Step 3 – Preventing Data Exfiltration. The problem with this one is that it does require some forethought and likely changes to the way you allow access to your network. Additionally, we haven’t found a really inexpensive answer, but we do provide you with some options.
To prevent data exfiltration is a two-part process.
Part 1 – How bad is your firewall policy? Or how open are your VPN and Internet access policies?
If your firewall rule base looks like the examples from the typical firewall manual,
You are going to have a BIG problem catching and blocking malware from sending your data out of your network (let alone that rogue employee). So, the first step is to fill out your firewall policy.

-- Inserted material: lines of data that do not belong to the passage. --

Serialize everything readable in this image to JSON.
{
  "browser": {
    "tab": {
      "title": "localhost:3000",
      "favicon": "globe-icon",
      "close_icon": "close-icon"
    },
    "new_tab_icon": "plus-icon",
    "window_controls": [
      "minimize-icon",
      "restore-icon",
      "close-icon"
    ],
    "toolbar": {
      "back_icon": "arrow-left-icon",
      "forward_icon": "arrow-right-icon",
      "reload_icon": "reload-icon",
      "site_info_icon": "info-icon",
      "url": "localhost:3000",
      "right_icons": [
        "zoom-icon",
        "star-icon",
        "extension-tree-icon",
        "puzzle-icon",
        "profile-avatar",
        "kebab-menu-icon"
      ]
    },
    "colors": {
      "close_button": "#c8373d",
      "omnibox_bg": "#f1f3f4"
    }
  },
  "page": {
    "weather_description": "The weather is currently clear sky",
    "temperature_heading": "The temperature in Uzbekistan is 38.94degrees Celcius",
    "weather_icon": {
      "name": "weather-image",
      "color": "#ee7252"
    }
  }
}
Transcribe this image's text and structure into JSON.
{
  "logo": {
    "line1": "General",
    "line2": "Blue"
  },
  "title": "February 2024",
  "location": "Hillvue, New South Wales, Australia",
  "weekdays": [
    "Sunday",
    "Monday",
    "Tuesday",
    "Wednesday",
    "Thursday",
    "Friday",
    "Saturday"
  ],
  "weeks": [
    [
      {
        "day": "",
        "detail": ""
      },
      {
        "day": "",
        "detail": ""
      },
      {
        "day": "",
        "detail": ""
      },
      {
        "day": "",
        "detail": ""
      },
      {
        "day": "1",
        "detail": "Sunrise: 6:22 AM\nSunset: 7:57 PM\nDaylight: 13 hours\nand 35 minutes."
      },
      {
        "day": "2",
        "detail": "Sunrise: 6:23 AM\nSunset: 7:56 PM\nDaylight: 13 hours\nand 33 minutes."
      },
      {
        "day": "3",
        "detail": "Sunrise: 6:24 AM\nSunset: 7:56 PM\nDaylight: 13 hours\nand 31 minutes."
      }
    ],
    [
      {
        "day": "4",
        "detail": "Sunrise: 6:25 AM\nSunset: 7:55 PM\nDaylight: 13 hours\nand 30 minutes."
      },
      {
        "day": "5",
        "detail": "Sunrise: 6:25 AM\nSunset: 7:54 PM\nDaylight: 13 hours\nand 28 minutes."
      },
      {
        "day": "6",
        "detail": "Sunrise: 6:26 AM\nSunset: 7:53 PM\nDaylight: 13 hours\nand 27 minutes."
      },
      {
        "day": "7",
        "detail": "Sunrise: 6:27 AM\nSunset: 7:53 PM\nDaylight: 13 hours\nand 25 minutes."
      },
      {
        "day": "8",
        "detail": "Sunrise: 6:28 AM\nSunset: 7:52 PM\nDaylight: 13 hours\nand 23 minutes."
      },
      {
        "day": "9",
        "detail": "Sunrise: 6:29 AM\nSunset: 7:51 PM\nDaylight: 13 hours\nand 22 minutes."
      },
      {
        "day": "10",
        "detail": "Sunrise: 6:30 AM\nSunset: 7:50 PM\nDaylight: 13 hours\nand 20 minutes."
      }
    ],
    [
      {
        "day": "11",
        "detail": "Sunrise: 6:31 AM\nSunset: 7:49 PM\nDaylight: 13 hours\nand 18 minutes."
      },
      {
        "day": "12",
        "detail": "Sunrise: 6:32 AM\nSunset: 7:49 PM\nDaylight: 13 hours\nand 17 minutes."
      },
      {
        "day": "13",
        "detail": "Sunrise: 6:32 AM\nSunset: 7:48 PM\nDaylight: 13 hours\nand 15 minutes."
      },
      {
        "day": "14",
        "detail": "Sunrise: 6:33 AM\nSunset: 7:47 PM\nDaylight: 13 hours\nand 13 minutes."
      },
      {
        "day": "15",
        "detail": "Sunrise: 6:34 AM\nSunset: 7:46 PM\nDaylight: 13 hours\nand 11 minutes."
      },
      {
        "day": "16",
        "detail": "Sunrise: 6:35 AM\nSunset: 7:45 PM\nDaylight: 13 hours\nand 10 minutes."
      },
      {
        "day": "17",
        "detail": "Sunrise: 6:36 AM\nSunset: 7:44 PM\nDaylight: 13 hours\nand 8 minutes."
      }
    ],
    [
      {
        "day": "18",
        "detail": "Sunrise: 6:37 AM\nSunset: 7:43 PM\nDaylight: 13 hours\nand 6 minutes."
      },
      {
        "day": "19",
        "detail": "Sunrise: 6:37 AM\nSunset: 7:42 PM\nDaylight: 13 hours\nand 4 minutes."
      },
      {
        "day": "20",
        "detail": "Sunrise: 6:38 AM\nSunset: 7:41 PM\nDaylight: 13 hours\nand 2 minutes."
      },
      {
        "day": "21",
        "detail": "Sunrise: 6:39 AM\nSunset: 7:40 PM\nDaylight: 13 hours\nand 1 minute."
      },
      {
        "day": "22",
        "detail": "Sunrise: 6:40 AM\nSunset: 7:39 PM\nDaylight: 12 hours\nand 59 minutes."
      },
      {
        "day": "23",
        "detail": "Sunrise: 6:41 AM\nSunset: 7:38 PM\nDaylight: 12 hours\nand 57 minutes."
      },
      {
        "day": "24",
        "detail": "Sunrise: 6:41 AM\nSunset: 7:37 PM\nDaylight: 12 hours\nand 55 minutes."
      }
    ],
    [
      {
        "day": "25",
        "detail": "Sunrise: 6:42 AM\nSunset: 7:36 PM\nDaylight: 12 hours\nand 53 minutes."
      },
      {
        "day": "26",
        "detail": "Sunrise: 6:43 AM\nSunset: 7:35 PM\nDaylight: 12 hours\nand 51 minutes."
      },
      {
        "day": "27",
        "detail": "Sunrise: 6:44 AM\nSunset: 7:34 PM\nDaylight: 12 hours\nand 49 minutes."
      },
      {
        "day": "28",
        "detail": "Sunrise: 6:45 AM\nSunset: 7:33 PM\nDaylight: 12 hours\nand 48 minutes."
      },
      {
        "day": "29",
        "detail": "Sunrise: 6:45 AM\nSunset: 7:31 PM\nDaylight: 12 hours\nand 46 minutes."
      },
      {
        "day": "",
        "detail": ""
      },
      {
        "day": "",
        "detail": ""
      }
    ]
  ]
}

Firewalls are meant to apply rules on source, destination, and service. Fill in all the blanks.
This gets us to at least a more controlled access model where we can start applying some monitoring logic when looking for malware.
Part 2 – Augment or replace your old firewalls. So here is the current challenge we face – the majority of the malware today communicates on HTTP and HTTPS. The rest leverage ICMP, FTP, DNS, and a few random ports.
Outside of basic filtering, “old skool” firewalls are useless at preventing or blocking most of this traffic, as they are not application or protocol aware.
– Augment – If it is cost prohibitive to replace your current firewalls, look at these technologies:
- A proxy or content filter – They have the ability to monitor the applications and malware trying to leave your environment.
- Malware IDS/IPS Solutions (Damballa and FireEye) – These are purpose-built monitoring and analyzing solutions that process the data traversing your network and can identify infected hosts, as well as infestation attempts.
– Replace – If you have the budget, maybe it is time to evaluate one of those new “Next Gen” firewalls. They have application awareness and some even provide malware analysis built right in.
Ultimately by leveraging the concepts outlined above, you will have established a set of security controls that can assist you in preventing malware infections and provide you with ability to identify an infection, as well as prevent data exfiltration by a malware infection from within your organization… and maybe even save some of your budget along the way.